Recipe for Maple Bourbon Ribs 

Yields 2-4 servings

For the Bourbon-Maple Glaze:

1/2 c maple syrup

1/2 c bourbon

1/4 c ketchup

1/4 c Dijon mustard

1/4 c brown sugar

6 Tbsp apple cider vinegar

1 Tbsp garlic, minced

1 shallot, minced

1 Tbsp chili flake

1/8 tsp cinnamon 

Combine all ingredients in a small saucepan, bring to a boil.  

Reduce heat to low and simmer for 15 minutes or until it reaches a syrupy consistency.

Pull from heat and cool. 

For the Pumpkin Seed Gremolata:

2/3 c pumpkin seeds

2 garlic cloves

1 c flat leaf parsley

2 Tbsp lemon juice

1/2 tsp salt

1 tsp ground black pepper

2 Tbsp extra virgin olive oil

Toss pumpkin seeds in a bowl with salt and pepper.  

Toast in a 350 degree Fahrenheit oven for 10 minutes or until light brown.

Place all ingredients except for the olive oil in the bowl of a food processor.

Pulse the ingredients, drizzle in the olive oil while running.  

For the Ribs:

1 rack baby back ribs

1 c beer

Salt and pepper

Preheat oven to 250 degrees Fahrenheit.

Pull the ribs out of the package, remove the membrane on the backside of the bone. Once the membrane is off, season both sides with salt and pepper.  

Place ribs in a 9×13 pan, bone side down. Pour in beer.  

Cover the pan with foil and bake for 2 hours without uncovering.  
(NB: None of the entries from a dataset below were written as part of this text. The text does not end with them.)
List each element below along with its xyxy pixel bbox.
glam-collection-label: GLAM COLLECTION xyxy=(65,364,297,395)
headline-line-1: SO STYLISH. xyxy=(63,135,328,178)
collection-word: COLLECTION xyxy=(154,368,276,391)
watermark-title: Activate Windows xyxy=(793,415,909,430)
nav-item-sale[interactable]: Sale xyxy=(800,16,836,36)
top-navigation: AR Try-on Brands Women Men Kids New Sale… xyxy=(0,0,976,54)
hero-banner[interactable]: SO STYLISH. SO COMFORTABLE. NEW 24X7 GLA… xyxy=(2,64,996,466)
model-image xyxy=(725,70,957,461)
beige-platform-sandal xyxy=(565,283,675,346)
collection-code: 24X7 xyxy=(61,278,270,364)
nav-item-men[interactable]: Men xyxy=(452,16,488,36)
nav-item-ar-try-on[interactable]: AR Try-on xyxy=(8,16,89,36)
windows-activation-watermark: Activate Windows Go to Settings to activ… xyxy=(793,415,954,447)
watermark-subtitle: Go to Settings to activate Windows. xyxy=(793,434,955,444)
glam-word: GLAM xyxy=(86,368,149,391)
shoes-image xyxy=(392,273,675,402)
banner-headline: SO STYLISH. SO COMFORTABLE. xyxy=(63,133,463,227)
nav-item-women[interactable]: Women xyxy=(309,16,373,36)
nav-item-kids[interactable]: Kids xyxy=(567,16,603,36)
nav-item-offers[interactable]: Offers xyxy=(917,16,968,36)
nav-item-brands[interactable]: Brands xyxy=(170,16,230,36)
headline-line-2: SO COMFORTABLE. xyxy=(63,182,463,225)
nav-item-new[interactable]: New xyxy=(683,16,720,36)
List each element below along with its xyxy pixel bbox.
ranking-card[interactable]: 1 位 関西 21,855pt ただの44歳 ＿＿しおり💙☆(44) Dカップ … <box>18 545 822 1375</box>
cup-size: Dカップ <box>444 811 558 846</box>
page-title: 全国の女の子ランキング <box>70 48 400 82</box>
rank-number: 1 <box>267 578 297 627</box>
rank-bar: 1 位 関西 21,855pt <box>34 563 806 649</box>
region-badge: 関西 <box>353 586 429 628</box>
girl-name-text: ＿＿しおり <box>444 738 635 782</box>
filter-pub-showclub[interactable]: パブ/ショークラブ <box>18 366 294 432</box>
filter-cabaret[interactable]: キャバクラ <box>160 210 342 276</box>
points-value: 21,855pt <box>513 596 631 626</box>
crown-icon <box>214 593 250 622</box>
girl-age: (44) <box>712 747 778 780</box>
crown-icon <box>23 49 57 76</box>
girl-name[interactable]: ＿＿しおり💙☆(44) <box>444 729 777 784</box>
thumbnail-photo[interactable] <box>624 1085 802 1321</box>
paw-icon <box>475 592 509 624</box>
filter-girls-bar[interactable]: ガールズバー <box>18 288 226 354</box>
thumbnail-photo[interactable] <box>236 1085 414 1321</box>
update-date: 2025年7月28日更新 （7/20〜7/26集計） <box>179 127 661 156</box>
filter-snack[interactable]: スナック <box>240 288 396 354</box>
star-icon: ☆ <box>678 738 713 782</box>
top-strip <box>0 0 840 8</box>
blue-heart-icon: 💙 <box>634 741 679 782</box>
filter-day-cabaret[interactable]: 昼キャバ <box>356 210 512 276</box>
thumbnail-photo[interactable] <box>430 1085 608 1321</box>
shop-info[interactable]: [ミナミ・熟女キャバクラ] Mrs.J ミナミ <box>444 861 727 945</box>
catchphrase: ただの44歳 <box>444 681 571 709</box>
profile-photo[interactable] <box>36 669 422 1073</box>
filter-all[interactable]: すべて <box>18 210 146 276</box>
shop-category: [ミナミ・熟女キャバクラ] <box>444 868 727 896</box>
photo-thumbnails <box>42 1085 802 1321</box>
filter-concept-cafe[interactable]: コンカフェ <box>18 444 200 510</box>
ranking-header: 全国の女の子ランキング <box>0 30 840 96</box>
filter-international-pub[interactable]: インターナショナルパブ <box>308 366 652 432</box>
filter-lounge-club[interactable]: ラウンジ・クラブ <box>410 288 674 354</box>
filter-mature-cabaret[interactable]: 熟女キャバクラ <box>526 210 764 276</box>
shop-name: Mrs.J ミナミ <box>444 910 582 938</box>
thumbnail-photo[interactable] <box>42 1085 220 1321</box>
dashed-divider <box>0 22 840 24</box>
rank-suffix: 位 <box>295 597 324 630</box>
After 2 hours, remove ribs from the oven and turn the oven up to 450 degrees Fahrenheit. Remove foil and brush some of the glaze over the ribs.

Once the oven is hot, place the pan back in and cook for 15 minutes or until the ribs turn golden brown.  

Remove ribs from the oven and slice in between the bones and serve. Drizzle with glaze as needed.